The federal government rated the test Passat TDI with automatic at 30 miles per gallon in city driving and 42 mpg on the highway. Even with aggressive driving, the tester wound up with a travel range of more than 640 miles in combined city and highway driving on a single, 18.5-gallon tank.
Anyone who hasn't looked at VW cars in a while will find the new Passat big. It stretches nearly 16 feet long from bumper to bumper and is competitive with others in the segment.
Inside, Passat passengers didn't feel constrained at all, and in typical VW fashion, all buttons, knobs and gauges were well-placed and had good feel. Seats in the test Passat had a firm feel, firmer than the Camry and Accord seats, and provided great support for non-fatiguing rides.

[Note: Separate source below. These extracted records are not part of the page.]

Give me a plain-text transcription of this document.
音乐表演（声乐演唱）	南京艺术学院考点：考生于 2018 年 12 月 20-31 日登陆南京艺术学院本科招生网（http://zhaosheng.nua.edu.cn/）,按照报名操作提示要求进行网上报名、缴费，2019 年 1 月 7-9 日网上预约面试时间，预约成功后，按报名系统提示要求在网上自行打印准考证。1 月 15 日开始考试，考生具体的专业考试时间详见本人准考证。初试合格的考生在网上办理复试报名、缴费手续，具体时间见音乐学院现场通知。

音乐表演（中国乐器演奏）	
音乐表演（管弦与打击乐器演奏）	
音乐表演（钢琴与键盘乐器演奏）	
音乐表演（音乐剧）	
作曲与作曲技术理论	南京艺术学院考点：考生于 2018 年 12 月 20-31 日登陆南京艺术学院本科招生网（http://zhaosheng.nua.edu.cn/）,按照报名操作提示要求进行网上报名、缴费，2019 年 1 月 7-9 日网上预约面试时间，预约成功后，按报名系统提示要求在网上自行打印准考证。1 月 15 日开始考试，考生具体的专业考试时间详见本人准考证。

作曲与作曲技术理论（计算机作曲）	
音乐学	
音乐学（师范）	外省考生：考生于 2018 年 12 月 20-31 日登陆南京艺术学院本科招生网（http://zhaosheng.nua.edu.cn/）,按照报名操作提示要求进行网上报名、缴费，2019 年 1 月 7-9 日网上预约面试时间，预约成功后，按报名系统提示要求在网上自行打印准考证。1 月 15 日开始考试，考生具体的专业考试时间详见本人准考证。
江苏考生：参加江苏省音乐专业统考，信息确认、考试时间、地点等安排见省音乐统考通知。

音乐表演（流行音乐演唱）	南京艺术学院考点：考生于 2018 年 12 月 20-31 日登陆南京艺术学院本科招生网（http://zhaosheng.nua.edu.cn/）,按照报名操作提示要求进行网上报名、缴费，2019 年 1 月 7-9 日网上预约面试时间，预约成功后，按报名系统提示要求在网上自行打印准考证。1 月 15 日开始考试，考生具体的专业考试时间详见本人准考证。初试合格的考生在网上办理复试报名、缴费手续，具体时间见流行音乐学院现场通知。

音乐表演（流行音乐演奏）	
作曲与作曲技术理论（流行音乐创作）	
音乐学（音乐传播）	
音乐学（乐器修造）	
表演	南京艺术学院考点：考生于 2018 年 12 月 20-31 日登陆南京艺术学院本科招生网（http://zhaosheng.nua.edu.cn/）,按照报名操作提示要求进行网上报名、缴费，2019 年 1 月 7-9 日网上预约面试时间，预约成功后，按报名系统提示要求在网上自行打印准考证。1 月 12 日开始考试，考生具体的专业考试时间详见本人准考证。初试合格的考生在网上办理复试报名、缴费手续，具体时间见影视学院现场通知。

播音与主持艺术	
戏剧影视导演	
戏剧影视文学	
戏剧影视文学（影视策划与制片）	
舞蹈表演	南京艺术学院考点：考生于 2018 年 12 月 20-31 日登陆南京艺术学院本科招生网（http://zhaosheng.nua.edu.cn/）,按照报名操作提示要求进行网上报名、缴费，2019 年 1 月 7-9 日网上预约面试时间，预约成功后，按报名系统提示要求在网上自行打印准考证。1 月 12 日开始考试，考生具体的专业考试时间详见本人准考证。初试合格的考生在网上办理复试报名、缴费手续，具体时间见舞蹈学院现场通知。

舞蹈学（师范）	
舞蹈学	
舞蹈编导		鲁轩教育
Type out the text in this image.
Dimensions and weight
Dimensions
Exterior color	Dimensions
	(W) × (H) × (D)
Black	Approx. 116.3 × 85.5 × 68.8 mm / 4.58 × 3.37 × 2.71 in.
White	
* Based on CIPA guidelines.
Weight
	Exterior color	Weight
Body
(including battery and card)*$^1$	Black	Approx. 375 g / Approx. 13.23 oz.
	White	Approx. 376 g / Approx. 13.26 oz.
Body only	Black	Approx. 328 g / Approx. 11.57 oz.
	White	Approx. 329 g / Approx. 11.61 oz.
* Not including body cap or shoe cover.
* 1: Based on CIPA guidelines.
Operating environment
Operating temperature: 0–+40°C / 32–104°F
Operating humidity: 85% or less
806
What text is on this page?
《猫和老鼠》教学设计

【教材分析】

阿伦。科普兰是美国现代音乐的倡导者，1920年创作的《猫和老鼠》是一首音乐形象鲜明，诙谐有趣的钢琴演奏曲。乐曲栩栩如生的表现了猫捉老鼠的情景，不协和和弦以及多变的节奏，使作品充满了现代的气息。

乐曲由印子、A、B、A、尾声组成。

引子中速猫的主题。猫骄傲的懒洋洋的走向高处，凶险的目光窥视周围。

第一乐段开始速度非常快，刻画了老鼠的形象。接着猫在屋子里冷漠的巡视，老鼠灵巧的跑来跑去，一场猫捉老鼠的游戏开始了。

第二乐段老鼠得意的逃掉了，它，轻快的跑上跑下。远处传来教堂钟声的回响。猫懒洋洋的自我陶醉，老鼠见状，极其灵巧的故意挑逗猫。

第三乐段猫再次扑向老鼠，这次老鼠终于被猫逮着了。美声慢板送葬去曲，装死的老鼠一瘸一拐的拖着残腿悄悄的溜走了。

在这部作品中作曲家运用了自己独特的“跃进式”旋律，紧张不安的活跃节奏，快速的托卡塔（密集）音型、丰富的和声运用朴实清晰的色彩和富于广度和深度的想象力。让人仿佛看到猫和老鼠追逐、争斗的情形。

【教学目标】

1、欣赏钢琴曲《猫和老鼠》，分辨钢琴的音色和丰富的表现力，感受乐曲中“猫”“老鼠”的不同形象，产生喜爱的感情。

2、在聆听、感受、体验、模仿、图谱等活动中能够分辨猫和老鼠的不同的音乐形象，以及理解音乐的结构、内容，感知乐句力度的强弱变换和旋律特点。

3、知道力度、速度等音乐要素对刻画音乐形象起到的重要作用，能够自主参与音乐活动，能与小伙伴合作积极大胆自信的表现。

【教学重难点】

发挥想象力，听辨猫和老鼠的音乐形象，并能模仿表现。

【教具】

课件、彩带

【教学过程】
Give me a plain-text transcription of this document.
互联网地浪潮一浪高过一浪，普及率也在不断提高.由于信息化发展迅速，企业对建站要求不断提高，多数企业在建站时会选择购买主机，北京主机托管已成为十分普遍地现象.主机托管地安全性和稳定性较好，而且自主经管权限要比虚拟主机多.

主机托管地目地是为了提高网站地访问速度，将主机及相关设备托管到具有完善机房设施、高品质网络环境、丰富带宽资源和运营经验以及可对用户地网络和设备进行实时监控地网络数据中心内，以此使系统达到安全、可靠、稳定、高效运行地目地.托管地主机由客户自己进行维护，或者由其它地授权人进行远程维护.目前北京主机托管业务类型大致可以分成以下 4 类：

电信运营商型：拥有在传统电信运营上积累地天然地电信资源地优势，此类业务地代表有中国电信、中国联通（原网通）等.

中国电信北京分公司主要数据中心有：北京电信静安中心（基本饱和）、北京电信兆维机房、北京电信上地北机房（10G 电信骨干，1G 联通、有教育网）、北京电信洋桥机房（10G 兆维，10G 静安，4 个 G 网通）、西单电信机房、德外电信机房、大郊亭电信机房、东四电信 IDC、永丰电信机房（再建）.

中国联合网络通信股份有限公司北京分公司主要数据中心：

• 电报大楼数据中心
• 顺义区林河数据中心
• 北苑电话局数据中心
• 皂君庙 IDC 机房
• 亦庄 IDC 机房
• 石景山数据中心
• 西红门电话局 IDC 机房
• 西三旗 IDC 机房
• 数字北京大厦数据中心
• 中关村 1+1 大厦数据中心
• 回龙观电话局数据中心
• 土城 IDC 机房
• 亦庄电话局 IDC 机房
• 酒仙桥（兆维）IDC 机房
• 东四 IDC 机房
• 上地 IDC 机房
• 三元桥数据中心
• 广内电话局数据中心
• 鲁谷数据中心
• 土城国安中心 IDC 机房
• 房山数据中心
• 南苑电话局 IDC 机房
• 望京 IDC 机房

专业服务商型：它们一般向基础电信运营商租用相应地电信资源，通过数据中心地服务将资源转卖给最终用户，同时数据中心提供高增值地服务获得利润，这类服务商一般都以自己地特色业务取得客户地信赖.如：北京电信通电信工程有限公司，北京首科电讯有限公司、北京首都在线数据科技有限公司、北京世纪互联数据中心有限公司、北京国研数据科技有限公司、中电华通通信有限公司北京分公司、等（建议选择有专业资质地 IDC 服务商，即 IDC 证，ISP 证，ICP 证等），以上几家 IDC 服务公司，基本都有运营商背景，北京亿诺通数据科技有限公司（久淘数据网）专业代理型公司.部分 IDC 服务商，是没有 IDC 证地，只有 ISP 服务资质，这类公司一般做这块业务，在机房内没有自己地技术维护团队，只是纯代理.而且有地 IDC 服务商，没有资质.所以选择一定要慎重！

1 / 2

Brakes took a bit of getting used to, as they could engage strongly. But they surely stopped the Passat securely on wet and dry pavement.
The 2015 Passat moved purposely around other cars in traffic, with electro-mechanical steering that was responsive without being too quick.
The ride differentiated the Passat from the more mainstream mid-size sedans. There was a firmness to the ride, a precision to the body control of the car that's not found in non-European vehicles.
Yes, this Passat is built in Chattanooga, Tennessee, but its roots and engineering still tie in with Europe where sloppy handling is unacceptable. Indeed, the test Passat TDI had little body lean in all but the most aggressive driving and conveyed a subtle poise and sharpness that's definitely not mainstream.
The backup camera was appreciated in the tester, as sizable pillars at the sides of the back window could block views as a driver backed out of parking spaces.
In October, a few 2015 Passats were among 393 VWs that were the subject of a U.S. safety recall. VW reported a seatback recliner bracket might not engage properly, potentially causing movement of the seatback. Such movement might distract a driver and lead to a crash.